Parece que liberais e esquerdistas radicais batalham contra o feiticeiro em todos os lugares, ele que espalha entre as massas sua magia negra do racismo, misoginia, homo e transfobia. Esse Quixotes valorosos tomam para si a luta contra os monstros possessos, pois eles são os únicos que percebem a ilusão maléfica pelo que ela é. Como percebem a si, esses manifestantes e antifas, senão como bravos cavaleiros defendendo os fracos e oprimidos dos racistas, monstros “fóbicos” e cavaleiros malignos? Qualquer um que negue o racismo como coração dos problemas americanos , ou refute a inexistência da cultura de cancelamento, é simplesmente incapaz de perceber a mágica pelo que ela é.
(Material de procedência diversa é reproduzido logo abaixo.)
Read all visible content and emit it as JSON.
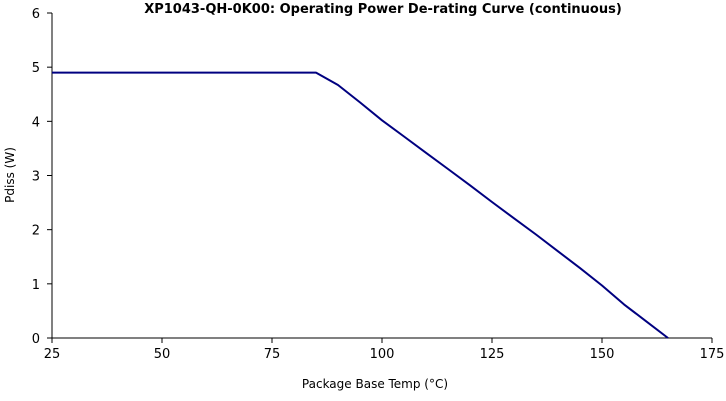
{
  "chart_data": {
    "type": "line",
    "title": "XP1043-QH-0K00: Operating Power De-rating Curve (continuous)",
    "xlabel": "Package Base Temp (°C)",
    "ylabel": "Pdiss (W)",
    "xlim": [
      25,
      175
    ],
    "ylim": [
      0,
      6
    ],
    "x_ticks": [
      "25",
      "50",
      "75",
      "100",
      "125",
      "150",
      "175"
    ],
    "y_ticks": [
      "0",
      "1",
      "2",
      "3",
      "4",
      "5",
      "6"
    ],
    "grid": false,
    "legend": "none",
    "series": [
      {
        "color": "#000080",
        "x": [
          25,
          85,
          90,
          95,
          100,
          105,
          110,
          115,
          120,
          125,
          130,
          135,
          140,
          145,
          150,
          155,
          160,
          165
        ],
        "y": [
          4.9,
          4.9,
          4.67,
          4.35,
          4.02,
          3.72,
          3.42,
          3.12,
          2.82,
          2.51,
          2.21,
          1.91,
          1.6,
          1.29,
          0.97,
          0.62,
          0.31,
          0.0
        ]
      }
    ]
  }
}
Para isso não temos simplesmente cavaleiros, temos Feiticeiros Brancos como Robin DiAngelo, cujo trabalho é como um antigo livro de feitiços para erradicar a magia negra em nossas mentes, seu feitiço encantando a armadura brilhante de Paladinos para todos os Quixotes despertos e engajados nesta justa batalha.
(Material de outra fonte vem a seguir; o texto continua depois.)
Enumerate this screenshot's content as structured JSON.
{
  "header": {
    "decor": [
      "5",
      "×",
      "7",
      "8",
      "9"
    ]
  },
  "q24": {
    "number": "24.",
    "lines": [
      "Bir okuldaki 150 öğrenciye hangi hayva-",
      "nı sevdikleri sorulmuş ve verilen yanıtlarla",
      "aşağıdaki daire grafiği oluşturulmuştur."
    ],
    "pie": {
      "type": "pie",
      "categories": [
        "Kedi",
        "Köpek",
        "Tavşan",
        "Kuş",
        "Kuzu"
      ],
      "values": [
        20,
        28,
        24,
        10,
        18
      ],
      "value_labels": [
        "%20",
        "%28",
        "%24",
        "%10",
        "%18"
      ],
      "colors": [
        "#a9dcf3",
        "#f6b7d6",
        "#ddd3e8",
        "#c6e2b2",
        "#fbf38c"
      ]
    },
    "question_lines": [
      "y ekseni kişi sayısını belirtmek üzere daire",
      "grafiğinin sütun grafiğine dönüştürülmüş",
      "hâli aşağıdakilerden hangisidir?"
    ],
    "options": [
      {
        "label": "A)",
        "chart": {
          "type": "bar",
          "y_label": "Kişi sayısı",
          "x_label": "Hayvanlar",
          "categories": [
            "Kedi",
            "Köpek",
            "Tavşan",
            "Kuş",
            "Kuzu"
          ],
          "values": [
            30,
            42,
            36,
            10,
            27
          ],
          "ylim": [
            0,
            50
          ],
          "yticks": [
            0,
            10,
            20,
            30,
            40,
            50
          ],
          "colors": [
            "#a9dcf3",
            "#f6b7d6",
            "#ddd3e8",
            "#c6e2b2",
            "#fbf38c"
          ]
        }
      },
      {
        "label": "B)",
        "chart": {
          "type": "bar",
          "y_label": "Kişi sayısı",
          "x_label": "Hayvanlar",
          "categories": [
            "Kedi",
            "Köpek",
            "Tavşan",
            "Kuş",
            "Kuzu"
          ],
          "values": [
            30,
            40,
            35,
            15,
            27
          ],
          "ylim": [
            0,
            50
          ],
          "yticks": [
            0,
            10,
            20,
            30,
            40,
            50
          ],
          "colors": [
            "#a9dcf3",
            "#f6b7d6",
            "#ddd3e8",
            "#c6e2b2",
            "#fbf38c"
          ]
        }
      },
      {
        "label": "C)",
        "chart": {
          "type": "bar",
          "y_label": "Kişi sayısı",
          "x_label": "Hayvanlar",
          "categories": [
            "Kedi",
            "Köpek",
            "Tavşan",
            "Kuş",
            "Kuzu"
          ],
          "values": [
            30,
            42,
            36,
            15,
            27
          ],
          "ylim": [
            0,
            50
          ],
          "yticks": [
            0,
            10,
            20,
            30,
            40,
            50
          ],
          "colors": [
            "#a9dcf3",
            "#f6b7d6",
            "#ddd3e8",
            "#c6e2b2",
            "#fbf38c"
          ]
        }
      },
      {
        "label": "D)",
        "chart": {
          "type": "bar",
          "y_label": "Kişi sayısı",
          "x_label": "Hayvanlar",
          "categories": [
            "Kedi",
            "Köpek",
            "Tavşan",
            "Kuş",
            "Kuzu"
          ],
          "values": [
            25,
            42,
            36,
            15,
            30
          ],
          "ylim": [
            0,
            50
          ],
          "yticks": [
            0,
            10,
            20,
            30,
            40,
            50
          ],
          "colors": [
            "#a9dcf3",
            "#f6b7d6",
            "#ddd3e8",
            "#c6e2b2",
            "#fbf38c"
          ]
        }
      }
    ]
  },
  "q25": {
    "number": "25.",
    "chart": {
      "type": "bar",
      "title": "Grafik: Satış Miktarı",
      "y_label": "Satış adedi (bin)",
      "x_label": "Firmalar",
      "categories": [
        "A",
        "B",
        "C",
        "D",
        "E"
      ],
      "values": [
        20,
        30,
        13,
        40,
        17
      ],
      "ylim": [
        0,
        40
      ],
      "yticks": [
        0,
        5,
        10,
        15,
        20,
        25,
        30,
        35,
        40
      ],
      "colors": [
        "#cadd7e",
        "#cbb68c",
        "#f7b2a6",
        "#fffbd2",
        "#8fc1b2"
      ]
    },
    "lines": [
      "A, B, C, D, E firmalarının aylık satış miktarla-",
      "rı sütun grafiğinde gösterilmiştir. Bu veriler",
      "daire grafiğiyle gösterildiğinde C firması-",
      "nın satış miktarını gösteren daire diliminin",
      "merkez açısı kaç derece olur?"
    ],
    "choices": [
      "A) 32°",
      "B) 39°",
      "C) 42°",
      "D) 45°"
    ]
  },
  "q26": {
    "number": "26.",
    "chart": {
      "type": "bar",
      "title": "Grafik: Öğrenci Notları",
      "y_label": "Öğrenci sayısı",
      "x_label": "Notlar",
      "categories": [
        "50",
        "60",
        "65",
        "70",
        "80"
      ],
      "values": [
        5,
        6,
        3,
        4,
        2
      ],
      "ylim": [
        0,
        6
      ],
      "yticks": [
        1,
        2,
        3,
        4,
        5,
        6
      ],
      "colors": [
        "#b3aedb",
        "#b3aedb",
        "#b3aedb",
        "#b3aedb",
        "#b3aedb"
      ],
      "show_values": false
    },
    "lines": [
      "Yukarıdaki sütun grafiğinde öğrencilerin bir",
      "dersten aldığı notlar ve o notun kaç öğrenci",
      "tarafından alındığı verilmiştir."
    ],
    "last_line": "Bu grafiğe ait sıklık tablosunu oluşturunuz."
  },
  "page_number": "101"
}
“Quixotesco” adquire um novo e patético sentido, neste contexto. Em vez de motivados por um idealismo caprichoso para atingir objetivos ilusórios, como o termo popularmente subentende, eles são animados por um modo de vida moribundo, desprovidos de um sentido transmitido pelo mundo que habitam, passando pelo mundo, motivados por ideias zumbi. Estas ideias mortas – cavalheirismo, racismo sistêmico, socialismo, até mesmo a democracia – infectam o hospedeiro e animam o corpo a tropeçar por um mundo que não tem lugar para enterrá-los. Nietzsche alertou que o niilismo estava à nossa porta. Nosso materialismo o deixou entrar, e trouxe a esquerda radical consigo. A esquerda e todas as suas manifestações, ideais e aqueles que as construíram, são os remanescentes de uma era moribunda. O Rasputin que abusou da hospitalidade palaciana e transformou a casa dos Romanov em um bordel, o Quixote que ficou sem inimigos para enfrentar e ataca seus vizinhos, nós involuímos para um exército de Quixotes, batalhando entre nós enquanto o verdadeiro monstro, o Dragão da Globalização, senta-se contente em sua crescente montanha de ouro e ossos.